Distillation is superior to boiling water and still ranks as one of the world’s most effective water purification methods. Distilled water is virtually fluoride-free.
Does Filtered Water Contain Less Fluoride Than Bottled Water?
Most bottled water is just filtered tap water with enhancements to improve its taste. Most brands have less fluoride than public water, but plastic bottles are a massive waste of resources.
Refilling reusable containers with filtered water makes more sense financially and supports sustainable living.
Whole-Home VS Point-of-Entry Water Filters
There are two types of water filtration systems that remove fluoride from water — whole-home filters that are plumbed into your pipes and purify the water throughout your home and point-of-entry filters, like RO systems, that treat water from one tap.

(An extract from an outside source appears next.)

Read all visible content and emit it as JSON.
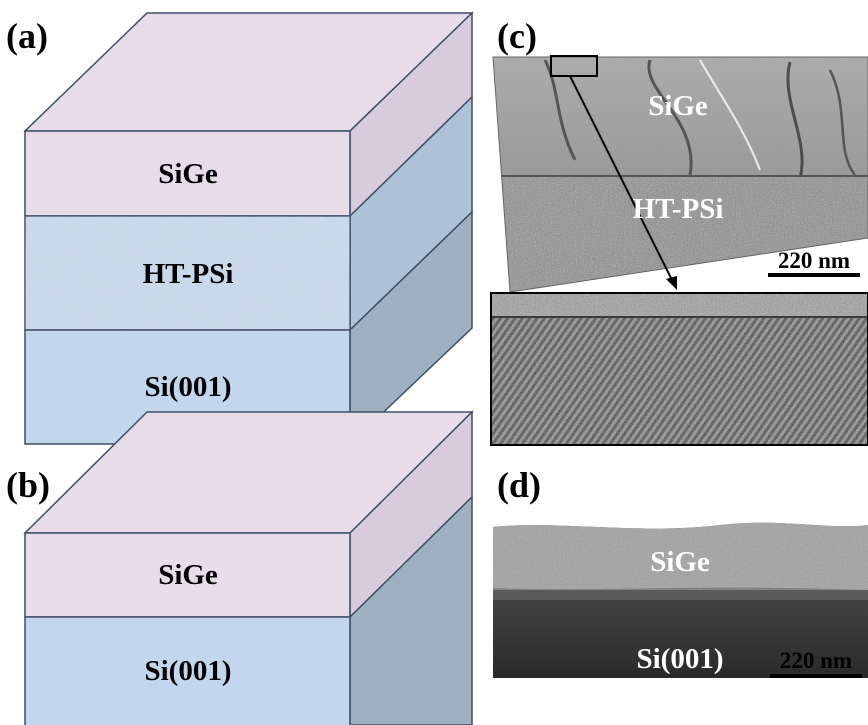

Since most fluoride exposure comes from what we eat and drink, point-of-entry filters, a reverse osmosis system is a budget-friendly way to remove fluoride from drinking and cooking water.
But only whole-house filters remove contaminants from your bath. Chlorine, for example, can cause skin irritation and chlorine gas can be inhaled in the shower. When it comes to water filters, you need a big-picture solution.
The best filter for removing fluoride is one that tackles the other potential contaminants in your water. Reverse osmosis, for example, isn’t ideal for removing chlorine but activated alumina and bone char are. So, the next step is to do a water test so that you know exactly what you’re dealing with.
Further reading: Do water filters really remove Fluoride?
Testing Your Water for Fluoride
If you drink from a public water supply, treatment authorities can tell you the fluoride content. Your annual consumer confidence report, put out by your water district, also breaks down levels for most contaminants except those that can get into water after it leaves the treatment plant, like lead.
No government agency monitors private wells, so the CDC recommends annual testing for bacteria and nitrates. It’s a good time to check your water for fluoride and other high-risk contaminants in your area.
Testing your water isn’t a complicated process. If you don’t have a lab nearby, you can purchase a home test kit online. We like SimpleLab’s Tap Score because it’s cost-effective and easy to use.
If it’s been a while since you’ve tested your water, we recommend comprehensive testing before buying filtration equipment since there are significant differences in which contaminants reverse osmosis, activated alumina and bone char filters remove.
How to Reduce Fluoride Exposure?
If you can’t remove fluoride from water, the next best thing is to limit fluoride intake from other sources by:
Choosing Fluoride-free Toothpaste
Fluoride toothpaste is safe for adults, but kids may swallow it unintentionally. Select only non-fluoridated toothpaste and mouthwash for children.
Avoid Coffee and Tea
Coffee and tea plants are grown where high levels of fluoride are present in groundwater. Black and green tea contain the highest concentrations.
Choose Fresh Food Over Canned
Most canned foods are made with fluoridated water. Choose fresh produce whenever possible.
Fluoride is used as a pesticide on crops kids enjoy, such as grapes. Organic brands are fluoride-free.
Even if boiling water did remove fluoride, chances are you have better things to do. So, invest in a top-quality home filtration system and leave boiling water for the campground.